Wolframschrott bleibt in den USA
Die USA exportieren keinen Wolframschrott mehr und behalten das Material stattdessen für die heimische Nutzung, berichtet wallstreet-online.de. Der Sekundärrohstoff galt lange überwiegend als gewöhnliches Recyclingmaterial und wurde an Märkte verkauft, die die attraktivsten Preise boten.
Wolframhaltiger Schrott umfasst gebrauchte Bohrköpfe, Fräswerkzeuge und Hartmetallreste. Aus diesen Materialien lässt sich Wolfram für eine erneute industrielle Nutzung zurückgewinnen. Der Verbleib im Land könnte das Angebot für US-Recyclingbetriebe und nachgelagerte Hersteller erhöhen, ohne dass entsprechend mehr Primärmaterial gefördert werden muss.
Aus dem vorliegenden Bericht geht nicht hervor, wann die Veränderung begann, ob sie auf einer formellen staatlichen Beschränkung oder auf Geschäftsentscheidungen der Marktteilnehmer beruht und ob alle Arten von Wolframschrott betroffen sind. Auch Exportmengen, inländische Verarbeitung und Preise werden nicht genannt. Die unmittelbaren Folgen für den US-Markt und bisherige ausländische Abnehmer lassen sich daher nicht beziffern.
Recycler erhalten möglicherweise mehr Rohstoff
Für US-Recyclingunternehmen könnte der stärkere Verbleib im Inland den Zugang zu Einsatzmaterial verbessern. Hersteller, die Wolframkarbid verwenden, könnten eine zusätzliche Materialquelle aus verschlissenen Werkzeugen und Industrierückständen erhalten. Die wirtschaftliche Wirkung hängt von den Sammelmengen, der Schrottqualität und den Kapazitäten der inländischen Betriebe für Sortierung, Verarbeitung und Rückführung des gewonnenen Wolframs ab.

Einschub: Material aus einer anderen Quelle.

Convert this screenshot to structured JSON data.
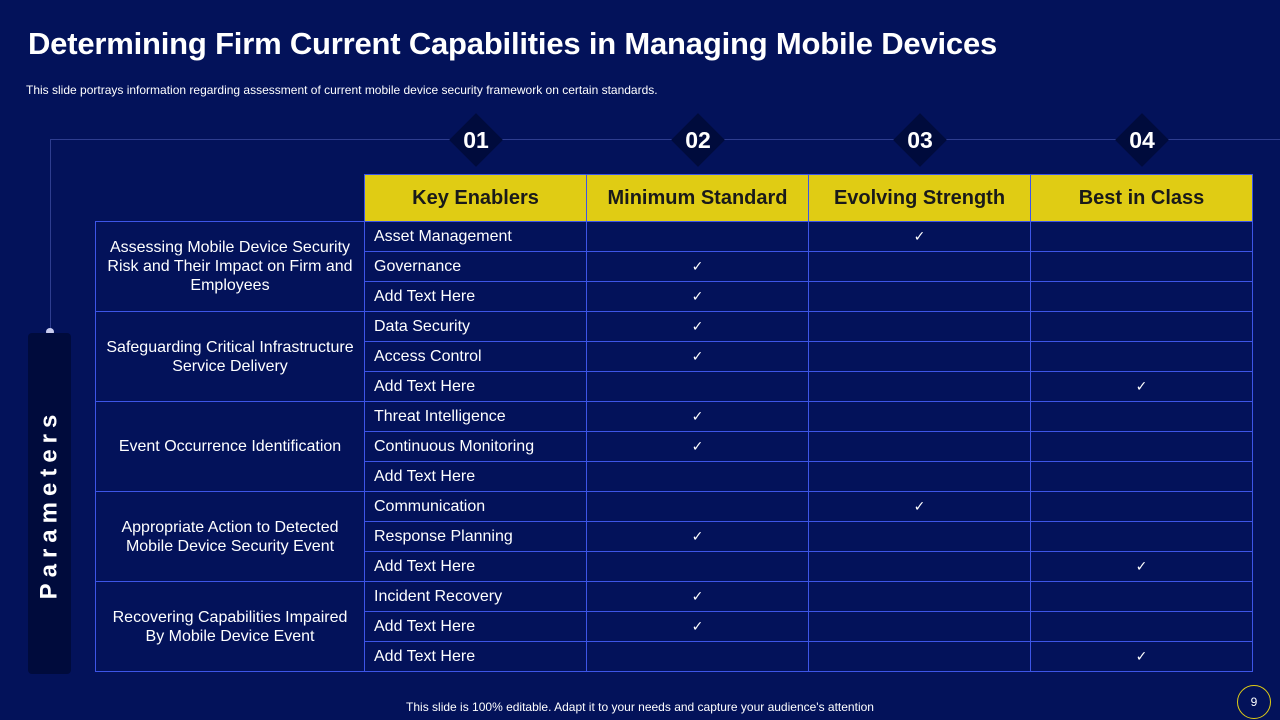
{
  "title": "Determining Firm Current Capabilities in Managing Mobile Devices",
  "subtitle": "This slide portrays information  regarding assessment of current mobile device security framework  on certain standards.",
  "side_label": "Parameters",
  "badges": [
    "01",
    "02",
    "03",
    "04"
  ],
  "headers": [
    "Key Enablers",
    "Minimum  Standard",
    "Evolving Strength",
    "Best in Class"
  ],
  "check_symbol": "✓",
  "parameters": [
    "Assessing Mobile Device Security Risk and Their Impact  on Firm and Employees",
    "Safeguarding Critical Infrastructure Service Delivery",
    "Event Occurrence  Identification",
    "Appropriate Action to Detected Mobile Device Security  Event",
    "Recovering Capabilities Impaired By Mobile Device Event"
  ],
  "rows": [
    {
      "enabler": "Asset Management",
      "level": "Evolving Strength"
    },
    {
      "enabler": "Governance",
      "level": "Minimum Standard"
    },
    {
      "enabler": "Add Text Here",
      "level": "Minimum Standard"
    },
    {
      "enabler": "Data Security",
      "level": "Minimum Standard"
    },
    {
      "enabler": "Access Control",
      "level": "Minimum Standard"
    },
    {
      "enabler": "Add Text Here",
      "level": "Best in Class"
    },
    {
      "enabler": "Threat  Intelligence",
      "level": "Minimum Standard"
    },
    {
      "enabler": "Continuous  Monitoring",
      "level": "Minimum Standard"
    },
    {
      "enabler": "Add Text Here",
      "level": ""
    },
    {
      "enabler": "Communication",
      "level": "Evolving Strength"
    },
    {
      "enabler": "Response Planning",
      "level": "Minimum Standard"
    },
    {
      "enabler": "Add Text Here",
      "level": "Best in Class"
    },
    {
      "enabler": "Incident  Recovery",
      "level": "Minimum Standard"
    },
    {
      "enabler": "Add Text Here",
      "level": "Minimum Standard"
    },
    {
      "enabler": "Add Text Here",
      "level": "Best in Class"
    }
  ],
  "footer": "This slide is 100% editable. Adapt it to your needs and capture your audience's attention",
  "page_number": "9",
  "colors": {
    "background": "#03125a",
    "header_fill": "#e0cc14",
    "grid_line": "#3d55e6",
    "dark_panel": "#000b3c"
  }
}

Die Veränderung könnte zudem den Preiswettbewerb um Schrott beeinflussen. Wolframreste wurden bisher an Käufer mit den besten Angeboten verkauft, darunter Verarbeiter außerhalb der USA. Gelangt weniger US-Material auf den internationalen Markt, müssen ausländische Recycler möglicherweise andere Lieferanten suchen oder höhere Preise bieten. Hinweise auf ein Exportverbot, Preissteigerungen oder einen Versorgungsengpass liefert die Quelle allerdings nicht.
Ein Signal für den Markt kritischer Rohstoffe
Dass selbst wiederverwertbares Wolfram im Land gehalten wird, deutet darauf hin, dass Schrott zunehmend als Ressource für die Lieferkette und nicht nur als Industrieabfall betrachtet wird. Sekundärmaterial kann heimische Verarbeiter unterstützen und ihren Bedarf an Primärrohstoff verringern. Seine Bedeutung hängt jedoch von den tatsächlichen Rückgewinnungsquoten und Verarbeitungskapazitäten ab.
Bevor die Branche von einem dauerhaften Marktbruch ausgeht, werden weitere Handelsdaten benötigt. Entscheidend sind die US-Exportmengen von Wolframschrott, inländische Schrottkäufe, die Verarbeitungsaktivität und die Preisunterschiede zwischen amerikanischen und ausländischen Käufern. Bis dahin bleibt die Aussage begrenzt, aber relevant: Material, das früher dem besten Exportpreis folgte, bleibt nun in den USA und verschärft den Wettbewerb um die Kontrolle über wiederverwertbaren Wolframrohstoff.